Fig 7.

Simplified illustration of muscle spindle development showing the acquisition of sensory (s) and motor (m) innervation (based upon Kucera et al. 1989) and MyHC expression (based upon Pedrosa & Thornell, 1990). The earliest contacts between afferent terminals (s) and muscle cells, in rat soleus, are detectable on the 17th day of gestation (17F). Up till the 20th day in utero (20F), the nuclear bag₂ myotubes (b2) are innervated by several afferents. Thereafter, each muscle spindle becomes innervated by a single primary afferent as in mature spindles, and the sensory endings are distributed to both immature nuclear bag₂ and bag₁ (b1) fibres and to the single intrafusal myoblasts that are the precursors of the nuclear chain fibres (c).

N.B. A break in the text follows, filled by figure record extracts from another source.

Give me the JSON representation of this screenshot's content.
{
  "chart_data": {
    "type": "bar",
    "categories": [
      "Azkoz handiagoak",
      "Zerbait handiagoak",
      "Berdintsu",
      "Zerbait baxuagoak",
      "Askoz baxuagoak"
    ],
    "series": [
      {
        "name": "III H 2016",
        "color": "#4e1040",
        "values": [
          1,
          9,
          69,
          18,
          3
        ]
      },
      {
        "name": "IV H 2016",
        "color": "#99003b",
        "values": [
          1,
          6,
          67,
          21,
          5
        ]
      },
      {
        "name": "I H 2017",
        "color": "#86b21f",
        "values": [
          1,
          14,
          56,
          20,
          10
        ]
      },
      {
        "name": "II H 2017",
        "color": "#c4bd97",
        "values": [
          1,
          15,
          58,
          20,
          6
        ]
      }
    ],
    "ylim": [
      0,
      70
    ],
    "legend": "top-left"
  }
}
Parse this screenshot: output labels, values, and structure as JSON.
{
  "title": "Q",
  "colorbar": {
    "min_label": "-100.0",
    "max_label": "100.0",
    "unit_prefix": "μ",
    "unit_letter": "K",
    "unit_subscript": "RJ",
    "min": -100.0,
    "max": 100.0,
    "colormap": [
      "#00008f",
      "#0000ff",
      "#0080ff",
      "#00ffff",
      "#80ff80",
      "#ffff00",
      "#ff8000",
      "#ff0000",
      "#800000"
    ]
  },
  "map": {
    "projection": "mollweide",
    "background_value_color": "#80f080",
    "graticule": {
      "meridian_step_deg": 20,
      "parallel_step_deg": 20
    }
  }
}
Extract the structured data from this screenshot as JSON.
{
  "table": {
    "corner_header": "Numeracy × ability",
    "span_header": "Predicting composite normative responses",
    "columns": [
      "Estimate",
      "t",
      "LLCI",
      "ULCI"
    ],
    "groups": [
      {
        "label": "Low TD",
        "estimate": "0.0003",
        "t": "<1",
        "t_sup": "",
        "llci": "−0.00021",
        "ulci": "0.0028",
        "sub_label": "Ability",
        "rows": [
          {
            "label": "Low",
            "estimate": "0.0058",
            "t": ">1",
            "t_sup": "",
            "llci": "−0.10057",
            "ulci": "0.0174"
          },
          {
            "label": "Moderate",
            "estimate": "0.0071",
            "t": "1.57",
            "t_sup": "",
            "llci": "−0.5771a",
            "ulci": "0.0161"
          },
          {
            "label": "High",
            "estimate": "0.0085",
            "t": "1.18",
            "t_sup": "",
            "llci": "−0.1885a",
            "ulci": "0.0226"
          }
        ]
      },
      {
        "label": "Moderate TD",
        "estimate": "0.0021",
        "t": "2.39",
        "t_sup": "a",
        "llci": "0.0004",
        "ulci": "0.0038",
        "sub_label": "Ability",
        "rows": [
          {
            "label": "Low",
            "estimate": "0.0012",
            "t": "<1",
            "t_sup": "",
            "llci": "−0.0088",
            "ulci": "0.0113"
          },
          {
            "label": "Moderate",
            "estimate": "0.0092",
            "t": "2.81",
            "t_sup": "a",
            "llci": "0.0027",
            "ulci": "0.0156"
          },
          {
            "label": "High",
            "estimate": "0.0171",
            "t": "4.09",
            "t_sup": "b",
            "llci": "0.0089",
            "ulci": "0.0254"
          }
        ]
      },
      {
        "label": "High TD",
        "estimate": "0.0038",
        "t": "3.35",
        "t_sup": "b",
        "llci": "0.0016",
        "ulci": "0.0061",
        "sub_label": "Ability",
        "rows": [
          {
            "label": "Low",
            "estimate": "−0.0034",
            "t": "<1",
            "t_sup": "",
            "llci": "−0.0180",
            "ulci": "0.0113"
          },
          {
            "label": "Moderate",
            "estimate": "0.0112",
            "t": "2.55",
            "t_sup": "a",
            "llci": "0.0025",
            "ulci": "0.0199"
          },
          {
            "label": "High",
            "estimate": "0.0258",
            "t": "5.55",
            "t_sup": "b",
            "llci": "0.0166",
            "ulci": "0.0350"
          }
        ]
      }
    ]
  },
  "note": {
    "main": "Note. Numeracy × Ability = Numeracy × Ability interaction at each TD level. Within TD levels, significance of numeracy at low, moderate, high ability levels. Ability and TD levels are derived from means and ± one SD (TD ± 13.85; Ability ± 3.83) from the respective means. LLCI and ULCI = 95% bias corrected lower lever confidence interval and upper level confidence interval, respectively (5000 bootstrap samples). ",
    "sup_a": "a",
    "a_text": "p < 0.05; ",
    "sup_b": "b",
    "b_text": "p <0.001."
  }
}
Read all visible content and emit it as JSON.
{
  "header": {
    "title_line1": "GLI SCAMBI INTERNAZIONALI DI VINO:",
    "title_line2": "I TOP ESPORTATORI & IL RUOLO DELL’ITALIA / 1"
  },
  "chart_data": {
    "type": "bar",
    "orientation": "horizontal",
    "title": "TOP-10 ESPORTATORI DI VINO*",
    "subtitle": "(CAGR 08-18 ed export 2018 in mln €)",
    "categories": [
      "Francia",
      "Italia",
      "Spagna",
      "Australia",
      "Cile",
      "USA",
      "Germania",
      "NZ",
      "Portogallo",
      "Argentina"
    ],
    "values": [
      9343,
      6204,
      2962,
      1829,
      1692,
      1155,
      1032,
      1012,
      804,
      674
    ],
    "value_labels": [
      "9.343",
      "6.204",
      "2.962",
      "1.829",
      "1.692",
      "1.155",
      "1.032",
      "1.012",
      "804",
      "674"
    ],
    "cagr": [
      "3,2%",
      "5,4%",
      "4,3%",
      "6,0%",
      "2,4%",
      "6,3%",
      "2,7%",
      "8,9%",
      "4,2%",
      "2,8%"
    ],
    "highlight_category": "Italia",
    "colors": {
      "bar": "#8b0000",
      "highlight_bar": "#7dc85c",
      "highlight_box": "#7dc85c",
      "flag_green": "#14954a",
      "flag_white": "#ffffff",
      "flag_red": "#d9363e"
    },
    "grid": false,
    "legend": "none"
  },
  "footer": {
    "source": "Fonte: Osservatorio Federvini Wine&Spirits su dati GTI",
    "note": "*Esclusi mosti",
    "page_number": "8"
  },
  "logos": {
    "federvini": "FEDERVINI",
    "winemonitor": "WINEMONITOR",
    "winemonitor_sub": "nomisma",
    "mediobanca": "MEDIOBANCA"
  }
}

Also by the 20th day in utero, the gamma motor innervation (arrowhead) reaches the muscle spindles initially innervating only the bag₂ fibres. The nuclear bag₁ and chain fibres acquire motor innervation later. Nuclear bag₂ precursors are identifiable under light microscopy from the 17th day of gestation as the only primary myotubes expressing slow-tonic MyHC (sto), in addition to slow-twitch (stw) and neonatal (nn) MyHC. They acquire reactivity to anti-α-cardiac MyHC (a) by the 21st day of gestation. The future nuclear bag₁ fibres are first seen at 19 days in utero as secondary myotubes in close apposition to the primary STO myotubes. Initially they express only neonatal MyHC and acquire reactivity to anti-slow-tonic and anti-slow-twitch MyHC 2 days later. Shortly before birth, the nuclear chain fibre precursors are identifiable as a 3rd myotube in each spindle strongly stained with anti-neonatal MyHC only. Three days after birth, the 2nd nuclear chain precursor arise and display a profile of reactivity identical to the 1st nuclear chain precursor. From Pedrosa et al. (1990).